The financial incentives of the security industry systematically reward adding more pre-fail controls rather than investing in architectural resilience. The result is organizations running dozens of security tools, all designed to prevent breaches, but none designed to limit the damage when one inevitably occurs. The security industry has an incredible product for every stage of the kill chain except the part where the attacker actually wins.

Beyond AI Agents

The AI sandboxing moment is significant, and not just for AI. It represents the first time the broader technology industry has collectively acknowledged that some workloads are fundamentally untrustable and must be structurally contained.
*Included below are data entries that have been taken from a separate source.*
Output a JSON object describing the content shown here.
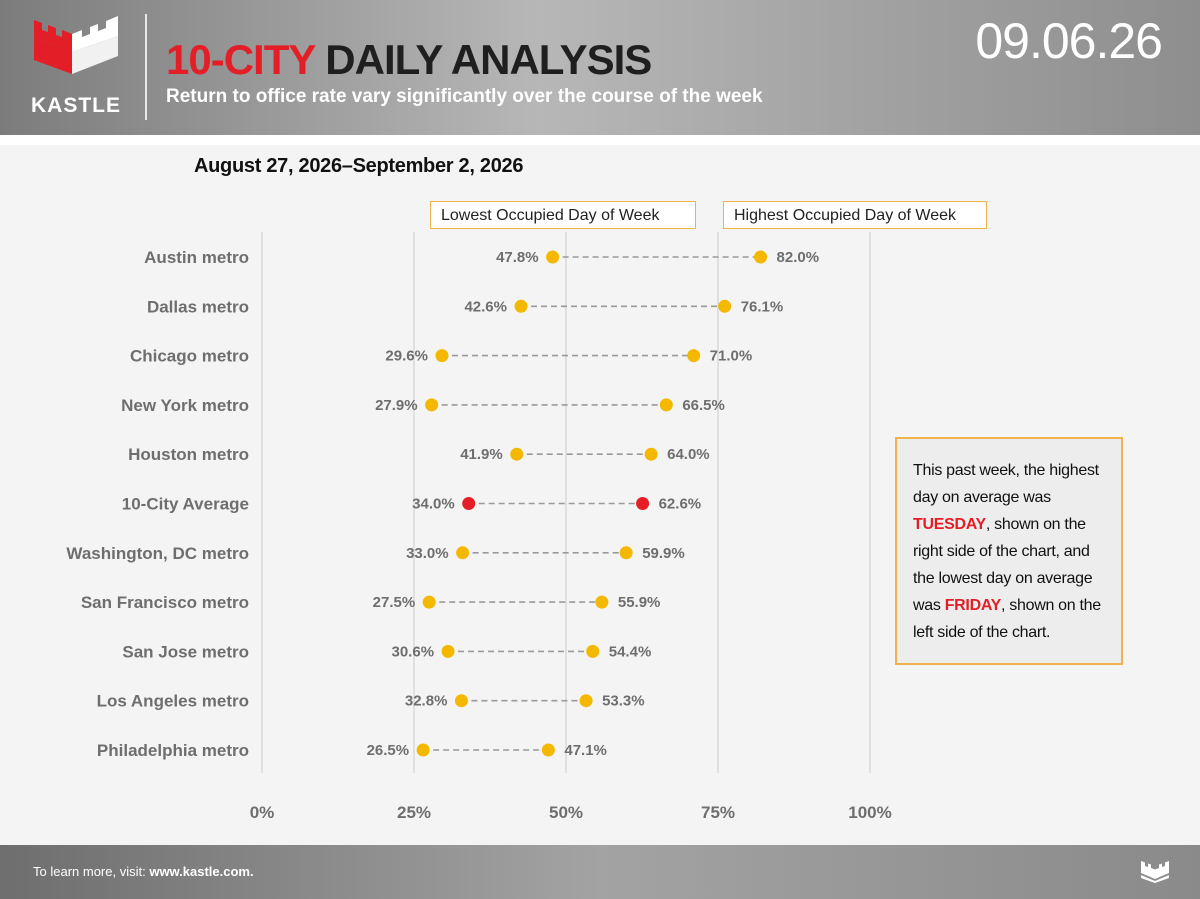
{
  "header": {
    "brand": "KASTLE",
    "title_accent": "10-CITY",
    "title_rest": "DAILY ANALYSIS",
    "subtitle": "Return to office rate vary significantly over the course of the week",
    "date_stamp": "09.06.26"
  },
  "colors": {
    "brand_red": "#e41e26",
    "dot_yellow": "#f5b800",
    "highlight_red": "#e41e26",
    "label_gray": "#6e6e6e",
    "border_orange": "#f0b24a"
  },
  "chart_data": {
    "type": "dumbbell",
    "title": "August 27, 2026–September 2, 2026",
    "legend": [
      "Lowest Occupied Day of Week",
      "Highest Occupied Day of Week"
    ],
    "x_ticks": [
      "0%",
      "25%",
      "50%",
      "75%",
      "100%"
    ],
    "xlim": [
      0,
      100
    ],
    "grid": true,
    "categories": [
      "Austin metro",
      "Dallas metro",
      "Chicago metro",
      "New York metro",
      "Houston metro",
      "10-City Average",
      "Washington, DC metro",
      "San Francisco metro",
      "San Jose metro",
      "Los Angeles metro",
      "Philadelphia metro"
    ],
    "series": [
      {
        "name": "Lowest Occupied Day of Week",
        "values": [
          47.8,
          42.6,
          29.6,
          27.9,
          41.9,
          34.0,
          33.0,
          27.5,
          30.6,
          32.8,
          26.5
        ]
      },
      {
        "name": "Highest Occupied Day of Week",
        "values": [
          82.0,
          76.1,
          71.0,
          66.5,
          64.0,
          62.6,
          59.9,
          55.9,
          54.4,
          53.3,
          47.1
        ]
      }
    ],
    "low_labels": [
      "47.8%",
      "42.6%",
      "29.6%",
      "27.9%",
      "41.9%",
      "34.0%",
      "33.0%",
      "27.5%",
      "30.6%",
      "32.8%",
      "26.5%"
    ],
    "high_labels": [
      "82.0%",
      "76.1%",
      "71.0%",
      "66.5%",
      "64.0%",
      "62.6%",
      "59.9%",
      "55.9%",
      "54.4%",
      "53.3%",
      "47.1%"
    ],
    "highlight_category": "10-City Average"
  },
  "note": {
    "part1": "This past week, the highest day on average was ",
    "high_day": "TUESDAY",
    "part2": ", shown on the right side of the chart, and the lowest day on average was ",
    "low_day": "FRIDAY",
    "part3": ", shown on the left side of the chart."
  },
  "footer": {
    "prefix": "To learn more, visit: ",
    "link": "www.kastle.com."
  }
}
AI agents are categorically different from traditional software. A microservice has source code you can read, behavior you can reason about, and outputs you can predict. An AI agent is a probabilistic engine that produces different, non-reproducible behavior on identical inputs. That genuine non-determinism is what forced the industry to build containment rather than rely on policy alone.
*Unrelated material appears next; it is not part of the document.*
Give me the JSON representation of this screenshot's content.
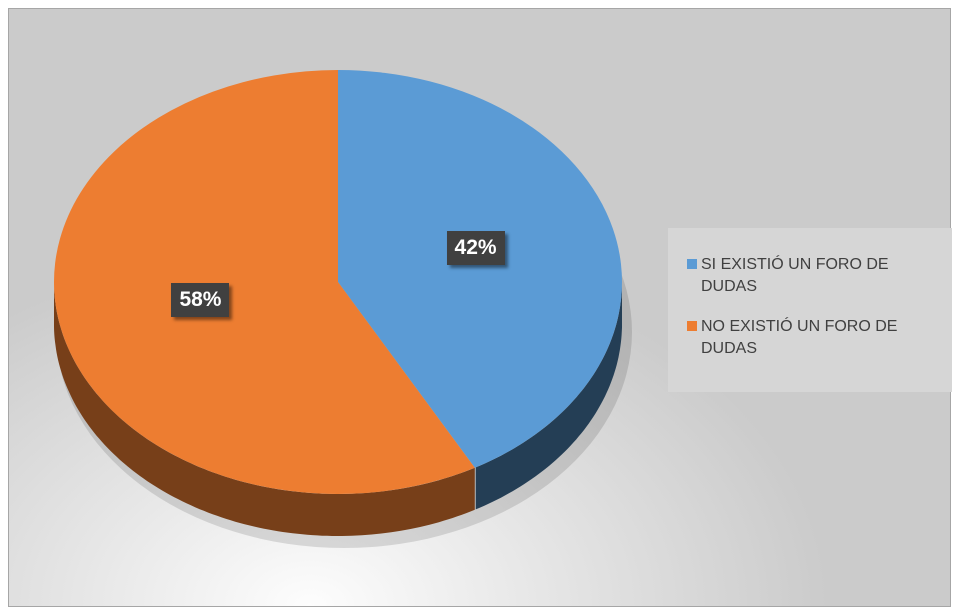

But a compromised service is also non-deterministic. The moment an attacker gains a foothold, your source code is no longer what's running. The behavior you carefully enumerated in your security policies is irrelevant. Every pre-fail control that assumes deterministic behavior is operating on assumptions that no longer hold.

Any sufficiently complex system will fail. This isn't a security insight; it's an engineering axiom that nearly every other discipline has internalized. Security is the holdout. The pioneers of distributed systems and fault-tolerant computing understood it. We build replicated databases, redundant network paths, and self-healing orchestration because we accept that components fail. We need to extend this acceptance to security.

Concretely, that means the same patterns that already work at scale. Isolate workloads the way iOS isolates apps and Firecracker isolates Lambda functions — so that a compromise of one doesn't cascade. Scope credentials and make them short-lived, so a stolen token has limited utility and a short shelf life. Restrict egress the way Chrome's sandbox restricts renderer process access to the network — so a compromised service can't freely exfiltrate data. Build on immutable infrastructure so that persistence is difficult. These aren't novel ideas. They're proven patterns from the platforms with the strongest security track records on earth. The only thing missing is treating them as architectural defaults rather than aspirational hardening goals. We don't need to invent anything new. We just need to stop treating isolation like it's exotic and start treating it like plumbing.

The AI sandboxing moment is proving something important: when the industry decides isolation is necessary, it builds it. The tooling materializes, the developer experience improves, and adoption follows. We need to carry that energy beyond AI agents and into production infrastructure as a whole.

Security doesn't need another product. It needs the same paradigm shift that turned operations into reliability engineering. A discipline rooted in the reality that failure is inevitable, measured by the blast radius of individual failures, and engineered so that no single compromise can bring down the house.

The SRE moment security has been waiting for is long overdue.